Set aside that Google Shopping is useful to people who wouldn’t think to use a price comparison site otherwise. Ignore the fact that Google’s real rival in online shopping is Amazon, which is actually a much bigger player in that space.
The Commission’s biggest mistake here is to think that competition cannot take place between platforms, so it must be forced within them. Having a large market share does not mean you necessarily are a monopolist. In the absence of physical or legal barriers to entry that keep out other rivals, having a huge market share could just be because you have the best product – for now.
If Google is only dominant because it has the best product, anything it does that hurts its users will strengthen its competitors. If prioritising Google Shopping really is bad for users, then rivals that do it differently will have something extra in their favour. Indeed, Microsoft’s Bing has explicitly advertised on the basis of its shopping search being better. Apple, Amazon and Facebook have all beaten Google in other areas. If any could come up with a search engine that gave better results than Google’s does, users would switch in droves.
Competition between search platforms is much more important than competition within them.
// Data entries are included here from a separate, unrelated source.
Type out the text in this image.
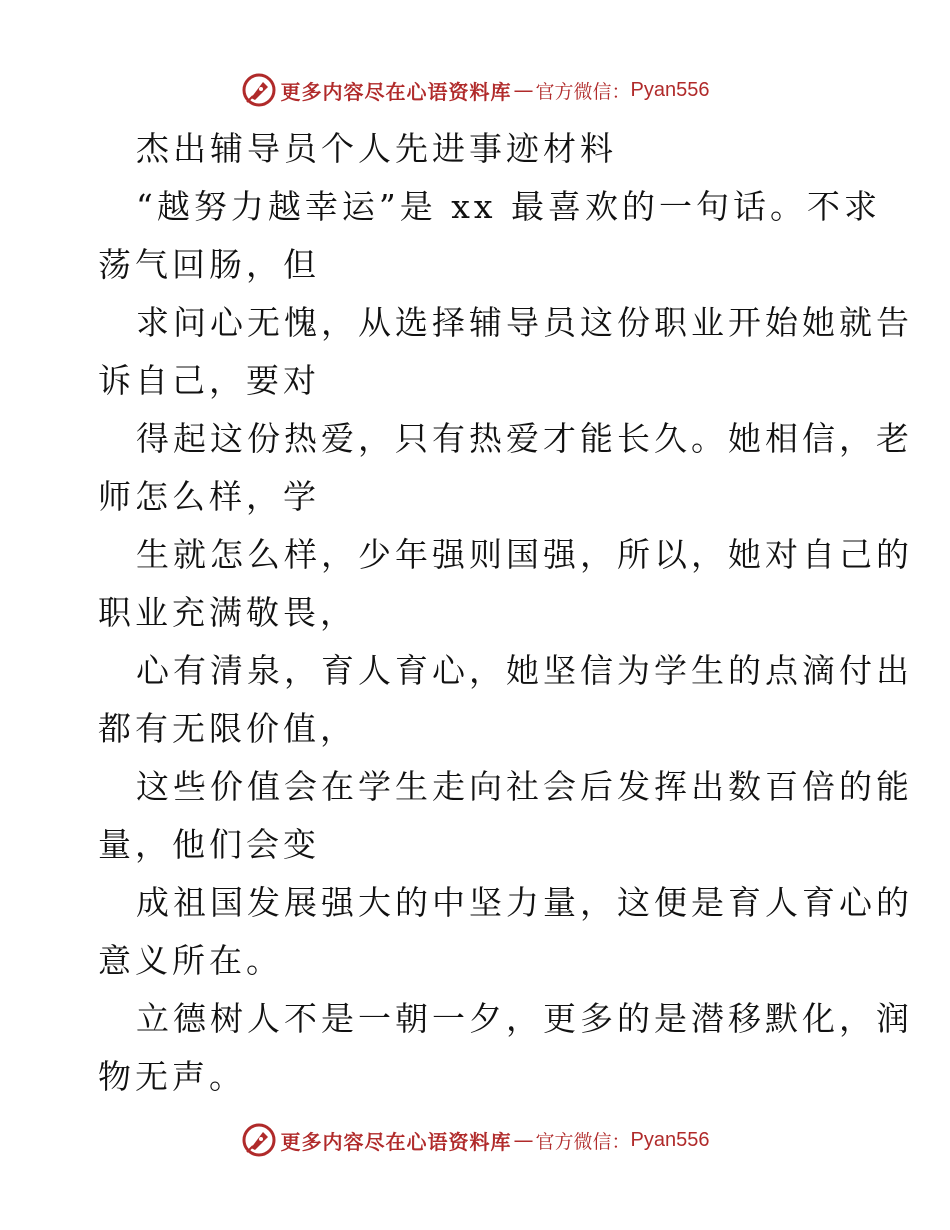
更多内容尽在心语资料库 — 官方微信： Pyan556
杰出辅导员个人先进事迹材料
“越努力越幸运”是 xx 最喜欢的一句话。不求
荡气回肠，但
求问心无愧，从选择辅导员这份职业开始她就告
诉自己，要对
得起这份热爱，只有热爱才能长久。她相信，老
师怎么样，学
生就怎么样，少年强则国强，所以，她对自己的
职业充满敬畏，
心有清泉，育人育心，她坚信为学生的点滴付出
都有无限价值，
这些价值会在学生走向社会后发挥出数百倍的能
量，他们会变
成祖国发展强大的中坚力量，这便是育人育心的
意义所在。
立德树人不是一朝一夕，更多的是潜移默化，润
物无声。
更多内容尽在心语资料库 — 官方微信： Pyan556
It wouldn’t matter if an Apple Search engine gave special priority to Apple products if, overall, it was a better product and users could switch to it. As long as competition between products exists, the product itself can be extremely tightly integrated. Proof of this is the success of the iPhone, where Apple is often extremely strict about forcing users to use its own apps, compared to Google’s relatively open and flexible Android platform.
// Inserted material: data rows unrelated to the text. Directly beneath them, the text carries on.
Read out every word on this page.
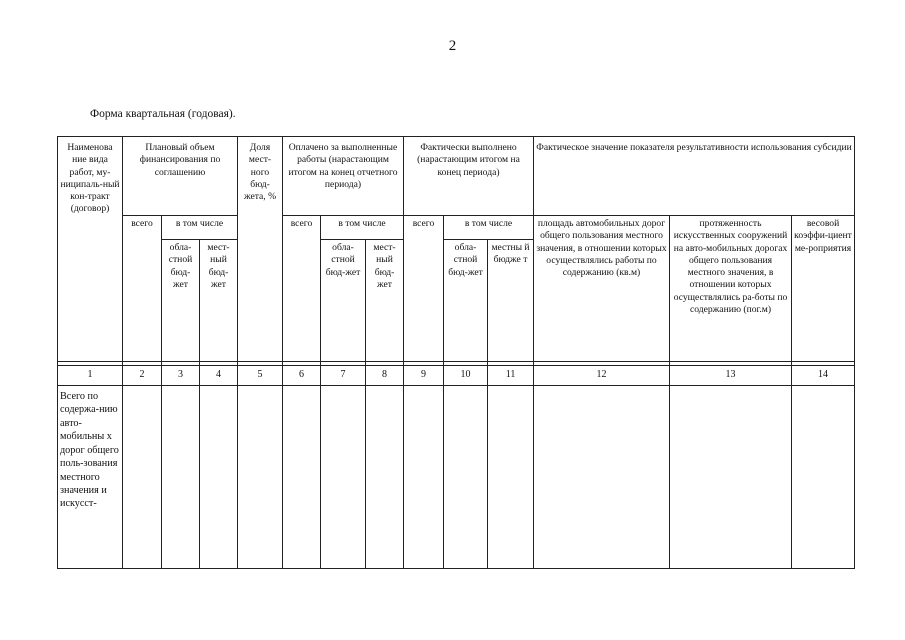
2
Форма квартальная (годовая).
Наименова ние вида работ, му-ниципаль-ный кон-тракт (договор)	Плановый объем финансирования по соглашению			Доля мест-ного бюд-жета, %	Оплачено за выполненные работы (нарастающим итогом на конец отчетного периода)			Фактически выполнено (нарастающим итогом на конец периода)			Фактическое значение показателя результативности использования субсидии		
	всего	в том числе			всего	в том числе		всего	в том числе		площадь автомобильных дорог общего пользования местного значения, в отношении которых осуществлялись работы по содержанию (кв.м)	протяженность искусственных сооружений на авто-мобильных дорогах общего пользования местного значения, в отношении которых осуществлялись ра-боты по содержанию (пог.м)	весовой коэффи-циент ме-роприятия
		обла-стной бюд-жет	мест-ный бюд-жет			обла-стной бюд-жет	мест-ный бюд-жет		обла-стной бюд-жет	местны й бюдже т			

1	2	3	4	5	6	7	8	9	10	11	12	13	14
Всего по содержа-нию авто-мобильны х дорог общего поль-зования местного значения и искусст-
This integration is what funds the other products we use for free, like Google Search and Android. If Google makes money from Shopping, but gets you there from Search, it has revenue and incentive to improve the latter – which is good for lots of things apart from finding new pairs of shoes to buy, and useful for users overall. Android makes no money at all, but because it gets users to use Google’s other products that do make money, the company invests heavily in it.
The Commission will kill the model if it’s not careful, at least in Europe.
Some have said that the European Commission only ever seems to punish American tech firms, not European ones. The reason is simple. Because of rulings like this, there are no European tech giants to regulate in the first place.